"Shipping is easy. Being right is hard."

I ran 179 AI coding sessions in 25 days. Not toy projects - production Android, real PRs, real code reviews.

Here's the honest version of what that looks like.


The Slop Pipeline

Here's what I'm seeing everywhere. A PM spits out a PRD from an LLM.
An engineer then feeds that PRD into a coding agent. The agent spits out code. The engineer ships it. Nobody in that chain actually thought about the problem.

AI-generated specs turned into AI-generated code, reviewed by AI-generated summaries. The output looks plausible enough that nobody stops to ask if it's right. Users don't care how fast you shipped. They care that the app works. And quality has dropped - not because the tools are bad, but because the whole pipeline is optimized for throughput over judgment.

I'm not anti-AI. I ran 179 sessions in 25 days. But I'm trying to use it without becoming another slop cannon. That's what this post is actually about.


The Correction Tax

The biggest difference is speed of iteration. But it comes at a price.

We ship faster and care less about end results. The point of failure shifts - "Claude wrote it" is the new deflection. You stop owning output the same way when you didn't write it line by line.

Before, boilerplate and syntax ate your time. Now that's free. So I spend way more time on "what and why" than I used to. I'm more deliberate about design before I even open the IDE, because it's really easy to code yourself into a corner when generating code is cheap.

There's a correction tax on almost every session now. 100+ commits in 25 days sounds impressive until you realize a chunk of those are fixing what the previous few commits got wrong. The cleanup isn't an exception anymore. It's the workflow.

Speed lets you iterate toward good enough and call it done.

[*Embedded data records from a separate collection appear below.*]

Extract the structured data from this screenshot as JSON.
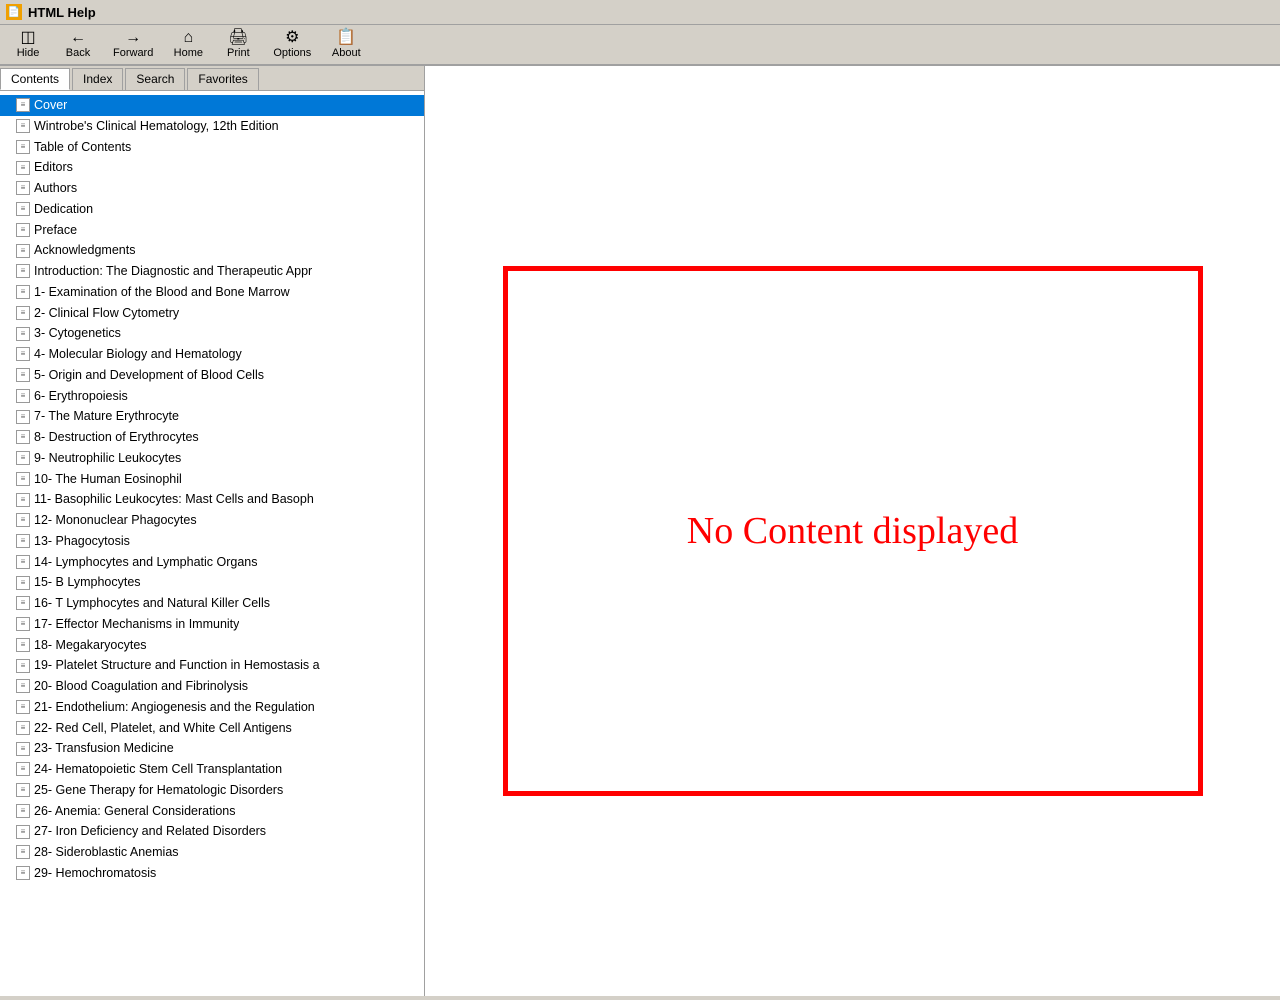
{
  "titlebar": {
    "icon": "📄",
    "title": "HTML Help"
  },
  "toolbar": {
    "buttons": [
      {
        "id": "hide",
        "icon": "◫",
        "label": "Hide"
      },
      {
        "id": "back",
        "icon": "←",
        "label": "Back"
      },
      {
        "id": "forward",
        "icon": "→",
        "label": "Forward"
      },
      {
        "id": "home",
        "icon": "⌂",
        "label": "Home"
      },
      {
        "id": "print",
        "icon": "🖨",
        "label": "Print"
      },
      {
        "id": "options",
        "icon": "⚙",
        "label": "Options"
      },
      {
        "id": "about",
        "icon": "📋",
        "label": "About"
      }
    ]
  },
  "tabs": [
    {
      "id": "contents",
      "label": "Contents",
      "active": true
    },
    {
      "id": "index",
      "label": "Index",
      "active": false
    },
    {
      "id": "search",
      "label": "Search",
      "active": false
    },
    {
      "id": "favorites",
      "label": "Favorites",
      "active": false
    }
  ],
  "treeItems": [
    {
      "id": "cover",
      "label": "Cover",
      "selected": true
    },
    {
      "id": "wintrobe",
      "label": "Wintrobe's Clinical Hematology, 12th Edition"
    },
    {
      "id": "toc",
      "label": "Table of Contents"
    },
    {
      "id": "editors",
      "label": "Editors"
    },
    {
      "id": "authors",
      "label": "Authors"
    },
    {
      "id": "dedication",
      "label": "Dedication"
    },
    {
      "id": "preface",
      "label": "Preface"
    },
    {
      "id": "acknowledgments",
      "label": "Acknowledgments"
    },
    {
      "id": "intro",
      "label": "Introduction: The Diagnostic and Therapeutic Appr"
    },
    {
      "id": "ch1",
      "label": "1- Examination of the Blood and Bone Marrow"
    },
    {
      "id": "ch2",
      "label": "2- Clinical Flow Cytometry"
    },
    {
      "id": "ch3",
      "label": "3- Cytogenetics"
    },
    {
      "id": "ch4",
      "label": "4- Molecular Biology and Hematology"
    },
    {
      "id": "ch5",
      "label": "5- Origin and Development of Blood Cells"
    },
    {
      "id": "ch6",
      "label": "6- Erythropoiesis"
    },
    {
      "id": "ch7",
      "label": "7- The Mature Erythrocyte"
    },
    {
      "id": "ch8",
      "label": "8- Destruction of Erythrocytes"
    },
    {
      "id": "ch9",
      "label": "9- Neutrophilic Leukocytes"
    },
    {
      "id": "ch10",
      "label": "10- The Human Eosinophil"
    },
    {
      "id": "ch11",
      "label": "11- Basophilic Leukocytes: Mast Cells and Basoph"
    },
    {
      "id": "ch12",
      "label": "12- Mononuclear Phagocytes"
    },
    {
      "id": "ch13",
      "label": "13- Phagocytosis"
    },
    {
      "id": "ch14",
      "label": "14- Lymphocytes and Lymphatic Organs"
    },
    {
      "id": "ch15",
      "label": "15- B Lymphocytes"
    },
    {
      "id": "ch16",
      "label": "16- T Lymphocytes and Natural Killer Cells"
    },
    {
      "id": "ch17",
      "label": "17- Effector Mechanisms in Immunity"
    },
    {
      "id": "ch18",
      "label": "18- Megakaryocytes"
    },
    {
      "id": "ch19",
      "label": "19- Platelet Structure and Function in Hemostasis a"
    },
    {
      "id": "ch20",
      "label": "20- Blood Coagulation and Fibrinolysis"
    },
    {
      "id": "ch21",
      "label": "21- Endothelium: Angiogenesis and the Regulation"
    },
    {
      "id": "ch22",
      "label": "22- Red Cell, Platelet, and White Cell Antigens"
    },
    {
      "id": "ch23",
      "label": "23- Transfusion Medicine"
    },
    {
      "id": "ch24",
      "label": "24- Hematopoietic Stem Cell Transplantation"
    },
    {
      "id": "ch25",
      "label": "25- Gene Therapy for Hematologic Disorders"
    },
    {
      "id": "ch26",
      "label": "26- Anemia: General Considerations"
    },
    {
      "id": "ch27",
      "label": "27- Iron Deficiency and Related Disorders"
    },
    {
      "id": "ch28",
      "label": "28- Sideroblastic Anemias"
    },
    {
      "id": "ch29",
      "label": "29- Hemochromatosis"
    }
  ],
  "noContent": {
    "text": "No Content displayed"
  }
}
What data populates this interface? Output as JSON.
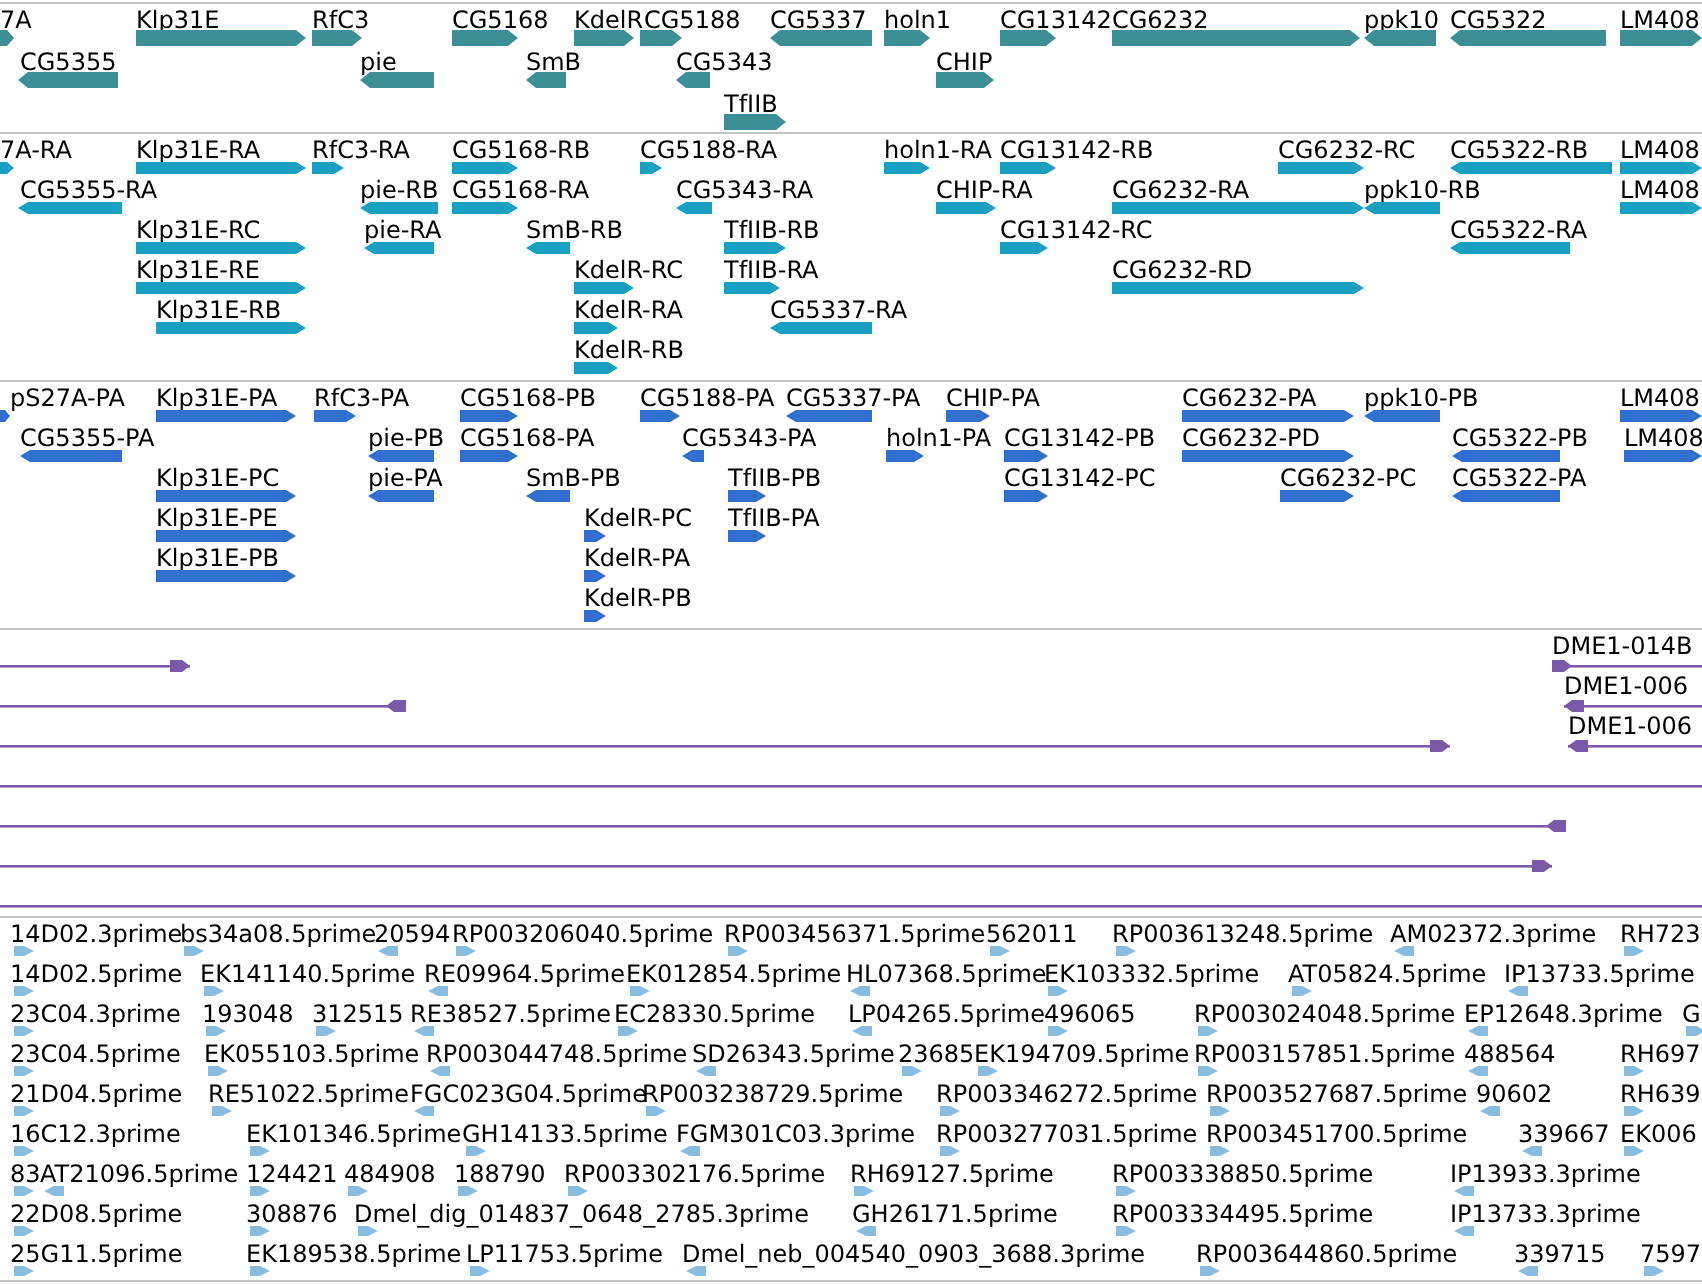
{
  "tracks": [
    {
      "kind": "gene",
      "features": [
        {
          "label": "7A",
          "reverse": false
        },
        {
          "label": "Klp31E",
          "reverse": false
        },
        {
          "label": "RfC3",
          "reverse": false
        },
        {
          "label": "CG5168",
          "reverse": false
        },
        {
          "label": "KdelR",
          "reverse": false
        },
        {
          "label": "CG5188",
          "reverse": false
        },
        {
          "label": "CG5337",
          "reverse": true
        },
        {
          "label": "holn1",
          "reverse": false
        },
        {
          "label": "CG13142",
          "reverse": false
        },
        {
          "label": "CG6232",
          "reverse": false
        },
        {
          "label": "ppk10",
          "reverse": true
        },
        {
          "label": "CG5322",
          "reverse": true
        },
        {
          "label": "LM408",
          "reverse": false
        },
        {
          "label": "CG5355",
          "reverse": true
        },
        {
          "label": "pie",
          "reverse": true
        },
        {
          "label": "SmB",
          "reverse": true
        },
        {
          "label": "CG5343",
          "reverse": true
        },
        {
          "label": "CHIP",
          "reverse": false
        },
        {
          "label": "TfIIB",
          "reverse": false
        }
      ]
    },
    {
      "kind": "transcript",
      "features": [
        {
          "label": "7A-RA",
          "reverse": false
        },
        {
          "label": "Klp31E-RA",
          "reverse": false
        },
        {
          "label": "RfC3-RA",
          "reverse": false
        },
        {
          "label": "CG5168-RB",
          "reverse": false
        },
        {
          "label": "CG5188-RA",
          "reverse": false
        },
        {
          "label": "holn1-RA",
          "reverse": false
        },
        {
          "label": "CG13142-RB",
          "reverse": false
        },
        {
          "label": "CG6232-RC",
          "reverse": false
        },
        {
          "label": "CG5322-RB",
          "reverse": true
        },
        {
          "label": "LM408",
          "reverse": false
        },
        {
          "label": "CG5355-RA",
          "reverse": true
        },
        {
          "label": "pie-RB",
          "reverse": true
        },
        {
          "label": "CG5168-RA",
          "reverse": false
        },
        {
          "label": "CG5343-RA",
          "reverse": true
        },
        {
          "label": "CHIP-RA",
          "reverse": false
        },
        {
          "label": "CG6232-RA",
          "reverse": false
        },
        {
          "label": "ppk10-RB",
          "reverse": true
        },
        {
          "label": "LM408",
          "reverse": false
        },
        {
          "label": "Klp31E-RC",
          "reverse": false
        },
        {
          "label": "pie-RA",
          "reverse": true
        },
        {
          "label": "SmB-RB",
          "reverse": true
        },
        {
          "label": "TfIIB-RB",
          "reverse": false
        },
        {
          "label": "CG13142-RC",
          "reverse": false
        },
        {
          "label": "CG5322-RA",
          "reverse": true
        },
        {
          "label": "Klp31E-RE",
          "reverse": false
        },
        {
          "label": "KdelR-RC",
          "reverse": false
        },
        {
          "label": "TfIIB-RA",
          "reverse": false
        },
        {
          "label": "CG6232-RD",
          "reverse": false
        },
        {
          "label": "Klp31E-RB",
          "reverse": false
        },
        {
          "label": "KdelR-RA",
          "reverse": false
        },
        {
          "label": "CG5337-RA",
          "reverse": true
        },
        {
          "label": "KdelR-RB",
          "reverse": false
        }
      ]
    },
    {
      "kind": "protein",
      "features": [
        {
          "label": "pS27A-PA",
          "reverse": false
        },
        {
          "label": "Klp31E-PA",
          "reverse": false
        },
        {
          "label": "RfC3-PA",
          "reverse": false
        },
        {
          "label": "CG5168-PB",
          "reverse": false
        },
        {
          "label": "CG5188-PA",
          "reverse": false
        },
        {
          "label": "CG5337-PA",
          "reverse": true
        },
        {
          "label": "CHIP-PA",
          "reverse": false
        },
        {
          "label": "CG6232-PA",
          "reverse": false
        },
        {
          "label": "ppk10-PB",
          "reverse": true
        },
        {
          "label": "LM408",
          "reverse": false
        },
        {
          "label": "CG5355-PA",
          "reverse": true
        },
        {
          "label": "pie-PB",
          "reverse": true
        },
        {
          "label": "CG5168-PA",
          "reverse": false
        },
        {
          "label": "CG5343-PA",
          "reverse": true
        },
        {
          "label": "holn1-PA",
          "reverse": false
        },
        {
          "label": "CG13142-PB",
          "reverse": false
        },
        {
          "label": "CG6232-PD",
          "reverse": false
        },
        {
          "label": "CG5322-PB",
          "reverse": true
        },
        {
          "label": "LM408",
          "reverse": false
        },
        {
          "label": "Klp31E-PC",
          "reverse": false
        },
        {
          "label": "pie-PA",
          "reverse": true
        },
        {
          "label": "SmB-PB",
          "reverse": true
        },
        {
          "label": "TfIIB-PB",
          "reverse": false
        },
        {
          "label": "CG13142-PC",
          "reverse": false
        },
        {
          "label": "CG6232-PC",
          "reverse": false
        },
        {
          "label": "CG5322-PA",
          "reverse": true
        },
        {
          "label": "Klp31E-PE",
          "reverse": false
        },
        {
          "label": "KdelR-PC",
          "reverse": false
        },
        {
          "label": "TfIIB-PA",
          "reverse": false
        },
        {
          "label": "Klp31E-PB",
          "reverse": false
        },
        {
          "label": "KdelR-PA",
          "reverse": false
        },
        {
          "label": "KdelR-PB",
          "reverse": false
        }
      ]
    },
    {
      "kind": "alignment",
      "items": [
        {
          "kind": "arrow",
          "reverse": false
        },
        {
          "kind": "arrow",
          "label": "DME1-014B",
          "reverse": false
        },
        {
          "kind": "arrow",
          "reverse": true
        },
        {
          "kind": "arrow",
          "label": "DME1-006",
          "reverse": true
        },
        {
          "kind": "arrow",
          "reverse": false
        },
        {
          "kind": "arrow",
          "label": "DME1-006",
          "reverse": true
        },
        {
          "kind": "plain"
        },
        {
          "kind": "arrow",
          "reverse": true
        },
        {
          "kind": "arrow",
          "reverse": false
        },
        {
          "kind": "plain"
        }
      ]
    },
    {
      "kind": "est",
      "features": [
        {
          "label": "14D02.3prime",
          "reverse": false
        },
        {
          "label": "bs34a08.5prime",
          "reverse": false
        },
        {
          "label": "20594",
          "reverse": true
        },
        {
          "label": "RP003206040.5prime",
          "reverse": false
        },
        {
          "label": "RP003456371.5prime",
          "reverse": false
        },
        {
          "label": "562011",
          "reverse": false
        },
        {
          "label": "RP003613248.5prime",
          "reverse": false
        },
        {
          "label": "AM02372.3prime",
          "reverse": true
        },
        {
          "label": "RH723",
          "reverse": false
        },
        {
          "label": "14D02.5prime",
          "reverse": false
        },
        {
          "label": "EK141140.5prime",
          "reverse": false
        },
        {
          "label": "RE09964.5prime",
          "reverse": true
        },
        {
          "label": "EK012854.5prime",
          "reverse": false
        },
        {
          "label": "HL07368.5prime",
          "reverse": true
        },
        {
          "label": "EK103332.5prime",
          "reverse": false
        },
        {
          "label": "AT05824.5prime",
          "reverse": false
        },
        {
          "label": "IP13733.5prime",
          "reverse": true
        },
        {
          "label": "23C04.3prime",
          "reverse": false
        },
        {
          "label": "193048",
          "reverse": false
        },
        {
          "label": "312515",
          "reverse": false
        },
        {
          "label": "RE38527.5prime",
          "reverse": true
        },
        {
          "label": "EC28330.5prime",
          "reverse": false
        },
        {
          "label": "LP04265.5prime",
          "reverse": true
        },
        {
          "label": "496065",
          "reverse": false
        },
        {
          "label": "RP003024048.5prime",
          "reverse": false
        },
        {
          "label": "EP12648.3prime",
          "reverse": true
        },
        {
          "label": "G",
          "reverse": false
        },
        {
          "label": "23C04.5prime",
          "reverse": false
        },
        {
          "label": "EK055103.5prime",
          "reverse": false
        },
        {
          "label": "RP003044748.5prime",
          "reverse": true
        },
        {
          "label": "SD26343.5prime",
          "reverse": true
        },
        {
          "label": "23685",
          "reverse": false
        },
        {
          "label": "EK194709.5prime",
          "reverse": false
        },
        {
          "label": "RP003157851.5prime",
          "reverse": false
        },
        {
          "label": "488564",
          "reverse": true
        },
        {
          "label": "RH697",
          "reverse": false
        },
        {
          "label": "21D04.5prime",
          "reverse": false
        },
        {
          "label": "RE51022.5prime",
          "reverse": false
        },
        {
          "label": "FGC023G04.5prime",
          "reverse": true
        },
        {
          "label": "RP003238729.5prime",
          "reverse": false
        },
        {
          "label": "RP003346272.5prime",
          "reverse": false
        },
        {
          "label": "RP003527687.5prime",
          "reverse": false
        },
        {
          "label": "90602",
          "reverse": true
        },
        {
          "label": "RH639",
          "reverse": false
        },
        {
          "label": "16C12.3prime",
          "reverse": false
        },
        {
          "label": "EK101346.5prime",
          "reverse": false
        },
        {
          "label": "GH14133.5prime",
          "reverse": false
        },
        {
          "label": "FGM301C03.3prime",
          "reverse": true
        },
        {
          "label": "RP003277031.5prime",
          "reverse": false
        },
        {
          "label": "RP003451700.5prime",
          "reverse": false
        },
        {
          "label": "339667",
          "reverse": true
        },
        {
          "label": "EK006",
          "reverse": false
        },
        {
          "label": "83",
          "reverse": false
        },
        {
          "label": "AT21096.5prime",
          "reverse": true
        },
        {
          "label": "124421",
          "reverse": false
        },
        {
          "label": "484908",
          "reverse": false
        },
        {
          "label": "188790",
          "reverse": false
        },
        {
          "label": "RP003302176.5prime",
          "reverse": false
        },
        {
          "label": "RH69127.5prime",
          "reverse": false
        },
        {
          "label": "RP003338850.5prime",
          "reverse": false
        },
        {
          "label": "IP13933.3prime",
          "reverse": true
        },
        {
          "label": "22D08.5prime",
          "reverse": false
        },
        {
          "label": "308876",
          "reverse": false
        },
        {
          "label": "Dmel_dig_014837_0648_2785.3prime",
          "reverse": false
        },
        {
          "label": "GH26171.5prime",
          "reverse": true
        },
        {
          "label": "RP003334495.5prime",
          "reverse": false
        },
        {
          "label": "IP13733.3prime",
          "reverse": true
        },
        {
          "label": "25G11.5prime",
          "reverse": false
        },
        {
          "label": "EK189538.5prime",
          "reverse": false
        },
        {
          "label": "LP11753.5prime",
          "reverse": false
        },
        {
          "label": "Dmel_neb_004540_0903_3688.3prime",
          "reverse": true
        },
        {
          "label": "RP003644860.5prime",
          "reverse": false
        },
        {
          "label": "339715",
          "reverse": true
        },
        {
          "label": "7597",
          "reverse": false
        }
      ]
    }
  ]
}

That's the part nobody talks about, and the engineers who don't notice it are the ones most at risk.


The Skill That Actually Matters Now

Orchestration. Wiring things together.

The skill that matters now isn't writing code - it's building the harness around the AI that makes it actually useful for your context. Tooling, workflows, feedback loops.

I built ComposeProof because no visual testing tool got Compose previews right. Kartograph because I needed a semantic search across repos. Rebound because nobody was measuring recomposition budgets. Nobody asked for these. I built them because the AI couldn't operate effectively in my context without them.

300+ automated sub-tasks. CLAUDE.md is onboarding docs. Slash commands are SOPs. Hooks are guardrails. The whole setup is a system where the AI is one component you orchestrate, not the thing doing the orchestrating.

The engineers who'll struggle aren't the ones who can't prompt. It's the ones who can't build the scaffolding around the prompt - the MCP servers, the CI hooks, the custom workflows that catch drift before it compounds. Closing that gap between what AI does by default and what your codebase actually needs? That's the job now.


The Fundamentals Didn't Change

Don't let the AI write code you don't understand yet.

When I was debugging a 25.8% API failure rate from dual-SIM DNS resolution, there was no API for it. No Stack Overflow answer. No AI that could help. I had to trace network calls and figure out how Android's connectivity manager actually works across 50+ device models. Took weeks.

But that's exactly why now, when AI suggests a network fix, I know in seconds whether it's right or nonsense. That's the return on the slow work.

The fundamentals haven't changed. Read the error before you Google it. Understand what the code does before you ship it. Know why the architecture looks the way it does, not just that it compiles.

What changed is that the boring middle is gone. Boilerplate, syntax lookups, scaffolding. That stuff used to force you to learn things as a side effect of typing them out. Now you have to be deliberate about it, because the AI will happily let you skip the understanding and go straight to the output.

Pick one thing a week and build it without AI. A custom view. A network interceptor. A state machine. Not to feel the friction for its own sake, but so when AI confidently gives you the wrong answer, you'll know. That's the only way to stay in control of code you didn't write line by line.


The Hard Truth

If AI makes your role obsolete, the role was already fragile.

I watched a god-object ViewModel survive for months - 3,500 lines, authentication and profile and session logic all tangled together - because nobody had the judgment to say 'this is wrong, break it apart.' AI didn't write that mess. AI couldn't have fixed it either. You need someone who understands the domain well enough to know where the seams should be.

If your entire value is translating Figma to Compose, yeah, that's getting commoditized. But if you're the person who catches that your retention metrics are measuring FCM delivery instead of actual usage - no model catches that. That's not a data problem. It's a judgment call about what the numbers were supposed to mean in the first place.

Here's the hard truth: a junior with AI can now produce what a mid-level produced two years ago. If you've been coasting at that level, you're right to feel the squeeze. But the answer isn't to race AI at code generation. Go deeper. System design. Debugging things that have no Stack Overflow answer. Knowing your platform well enough to build tooling that doesn't exist yet because nobody else needed it badly enough.

AI does the "how." Your job is knowing what to build, why it matters, and when something's wrong that nobody else has noticed.